Argiope aurantia (front view)

In my previous post, I described a few changes in the local wildlife that serve as markers for the transition from Summer to Fall. I neglected to mention one of my favorite declarers of impending Autumn: Argiope aurantia, commonly called the Writing Spider or the Black and Yellow Garden Spider.

I began to notice some smaller specimens setting up shop among my tomato plants about a month ago. But this is the first sizable spider I’ve seen. She is probably not quite full grown, but she’s getting there. She erected her web among the tall blooming stalks of Cardinal  Flowers that share space with Pitcher Plants in pots immersed in my front garden water feature.

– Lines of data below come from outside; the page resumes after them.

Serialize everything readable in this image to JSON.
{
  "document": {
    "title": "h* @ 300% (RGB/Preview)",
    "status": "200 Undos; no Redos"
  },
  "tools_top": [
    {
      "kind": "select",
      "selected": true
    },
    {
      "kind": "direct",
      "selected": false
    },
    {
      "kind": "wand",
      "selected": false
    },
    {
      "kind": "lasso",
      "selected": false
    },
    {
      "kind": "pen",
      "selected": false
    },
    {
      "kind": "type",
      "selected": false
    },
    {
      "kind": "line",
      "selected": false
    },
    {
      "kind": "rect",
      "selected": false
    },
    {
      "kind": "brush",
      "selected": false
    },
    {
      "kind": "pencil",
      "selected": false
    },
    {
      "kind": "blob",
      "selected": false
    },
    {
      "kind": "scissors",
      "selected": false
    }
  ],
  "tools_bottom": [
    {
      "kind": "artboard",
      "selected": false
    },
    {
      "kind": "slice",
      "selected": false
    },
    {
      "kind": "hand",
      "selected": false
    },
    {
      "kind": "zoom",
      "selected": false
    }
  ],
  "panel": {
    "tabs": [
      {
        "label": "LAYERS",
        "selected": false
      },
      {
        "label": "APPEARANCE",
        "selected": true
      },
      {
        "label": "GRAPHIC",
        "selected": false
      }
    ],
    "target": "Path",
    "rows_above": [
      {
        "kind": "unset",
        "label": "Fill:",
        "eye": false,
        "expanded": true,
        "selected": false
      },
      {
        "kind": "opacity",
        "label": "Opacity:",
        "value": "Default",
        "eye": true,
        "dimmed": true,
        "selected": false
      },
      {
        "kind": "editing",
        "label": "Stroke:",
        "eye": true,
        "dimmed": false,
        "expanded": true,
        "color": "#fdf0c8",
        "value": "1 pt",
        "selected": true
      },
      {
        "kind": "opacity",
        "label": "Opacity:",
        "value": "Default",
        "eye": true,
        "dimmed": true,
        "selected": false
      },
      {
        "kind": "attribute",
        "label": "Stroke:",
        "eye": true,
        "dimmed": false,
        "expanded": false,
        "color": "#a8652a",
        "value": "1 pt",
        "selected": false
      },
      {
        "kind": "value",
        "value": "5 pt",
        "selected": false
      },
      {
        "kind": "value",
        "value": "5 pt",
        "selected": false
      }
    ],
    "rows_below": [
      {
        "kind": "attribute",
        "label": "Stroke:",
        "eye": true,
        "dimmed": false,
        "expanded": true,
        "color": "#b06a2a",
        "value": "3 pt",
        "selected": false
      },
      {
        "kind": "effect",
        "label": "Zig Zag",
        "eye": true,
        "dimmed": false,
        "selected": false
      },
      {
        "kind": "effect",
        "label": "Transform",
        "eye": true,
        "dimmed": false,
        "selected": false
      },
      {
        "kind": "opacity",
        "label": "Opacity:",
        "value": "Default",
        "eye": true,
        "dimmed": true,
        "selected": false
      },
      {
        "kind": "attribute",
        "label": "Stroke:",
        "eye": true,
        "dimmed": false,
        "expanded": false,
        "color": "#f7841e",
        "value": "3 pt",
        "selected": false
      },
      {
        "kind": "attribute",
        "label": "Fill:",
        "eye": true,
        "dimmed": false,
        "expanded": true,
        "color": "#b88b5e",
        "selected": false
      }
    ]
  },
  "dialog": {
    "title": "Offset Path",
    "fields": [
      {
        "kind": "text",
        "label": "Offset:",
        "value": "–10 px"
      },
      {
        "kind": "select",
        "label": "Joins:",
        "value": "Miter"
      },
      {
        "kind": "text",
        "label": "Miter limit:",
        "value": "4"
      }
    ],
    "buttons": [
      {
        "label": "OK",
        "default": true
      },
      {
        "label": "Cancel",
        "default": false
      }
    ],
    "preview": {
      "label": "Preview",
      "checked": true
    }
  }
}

It’s a perfect spot for a hungry spider. Unwary local pollinators drawn to the ruby throats of the Cardinal Flowers make easy prey for the quick reflexes of this predator. She is building up her reserves before creating her egg sac, which will protect hordes of tiny spiderlings until spring sunshine calls them forth.

I know this is a female because of her appearance, and the fact that males roam about in search of females; they don’t build webs. When they find a potential mate, they court her by plucking the strings of her web, sending vibrations through the gossamer threads that entice her toward him. After mating, the male usually dies, and the females eat their bodies. Unlike their Black Widow Spider sisters or female Praying Mantises, Writing Spider females do not actively kill their lovers; they merely don’t let a good meal go to waste.

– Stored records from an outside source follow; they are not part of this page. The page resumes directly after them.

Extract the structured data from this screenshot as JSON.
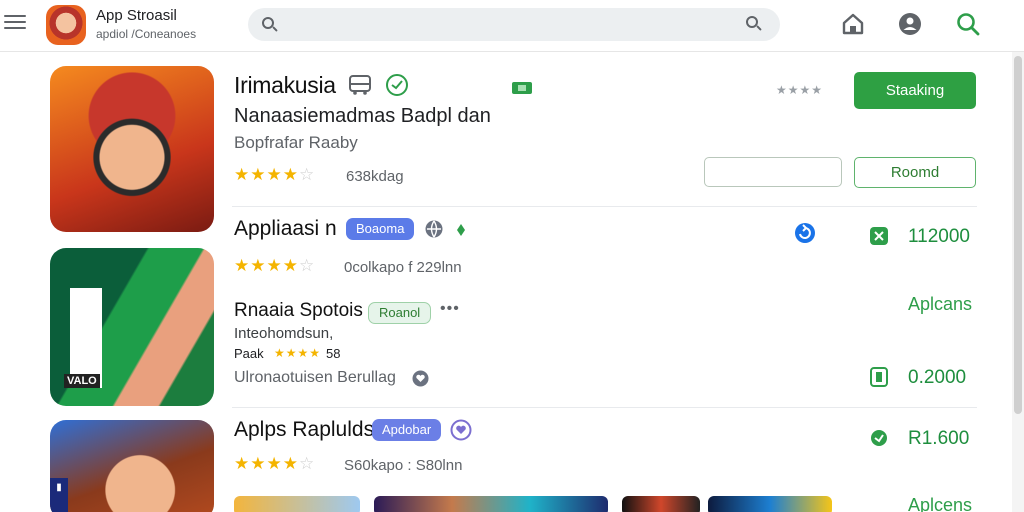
{
  "header": {
    "brand_title": "App Stroasil",
    "brand_sub": "apdiol /Coneanoes",
    "search_placeholder": ""
  },
  "featured": {
    "title": "Irimakusia",
    "subtitle": "Nanaasiemadmas Badpl dan",
    "developer": "Bopfrafar Raaby",
    "rating_text": "638kdag",
    "rating_value": 4,
    "rating_max": 5,
    "primary_button": "Staaking",
    "secondary_button": "Roomd",
    "rank_text": "★★★★"
  },
  "list": [
    {
      "title": "Appliaasi n",
      "badge": "Boaoma",
      "rating_value": 4,
      "meta": "0colkapo f 229lnn",
      "price": "112000"
    },
    {
      "title": "Rnaaia Spotois",
      "badge": "Roanol",
      "more": "•••",
      "line1": "Inteohomdsun,",
      "line2_prefix": "Paak",
      "line2_suffix": "58",
      "rating_value": 4,
      "line3": "Ulronaotuisen Berullag",
      "side_label": "Aplcans",
      "price": "0.2000"
    },
    {
      "title": "Aplps Raplulds",
      "badge": "Apdobar",
      "rating_value": 4,
      "meta": "S60kapo : S80lnn",
      "price": "R1.600",
      "side_label": "Aplcens"
    }
  ],
  "colors": {
    "accent_green": "#2ea043",
    "star": "#f4b400",
    "badge_blue": "#5b7be8"
  },
  "icons": {
    "menu": "hamburger-icon",
    "search": "search-icon",
    "home": "home-icon",
    "account": "account-icon",
    "search_green": "search-icon-green"
  }
}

Writing Spiders are so named for the squiggly zigzag of silk in the center of the web (a stabilimentum, technically speaking). Scientists have several theories about the purpose of this structure. Some think it attracts prey. Others think it makes the web more visible to those who might unintentionally walk through it.  I know in my yard when I approach a Writing Spider’s web I haven’t seen, my first clue is usually when the occupant begins strongly vibrating the web, and the first thing I notice is usually that zigzagging bit of silk in the center. But just because it prevents me from walking through the web doesn’t mean that’s what her “writing” is there for.

Maybe the scientists haven’t yet stumbled upon the real reason for the Writing Spider’s silken signal. Perhaps she is conveying a message from Autumn, letting us know that the time for summer frolicking is nearly done. Leaf raking, pumpkin carving, and turkey stuffing will accompany crisper air, bluer skies, and the bedding down of flora and fauna for another winter’s sleep.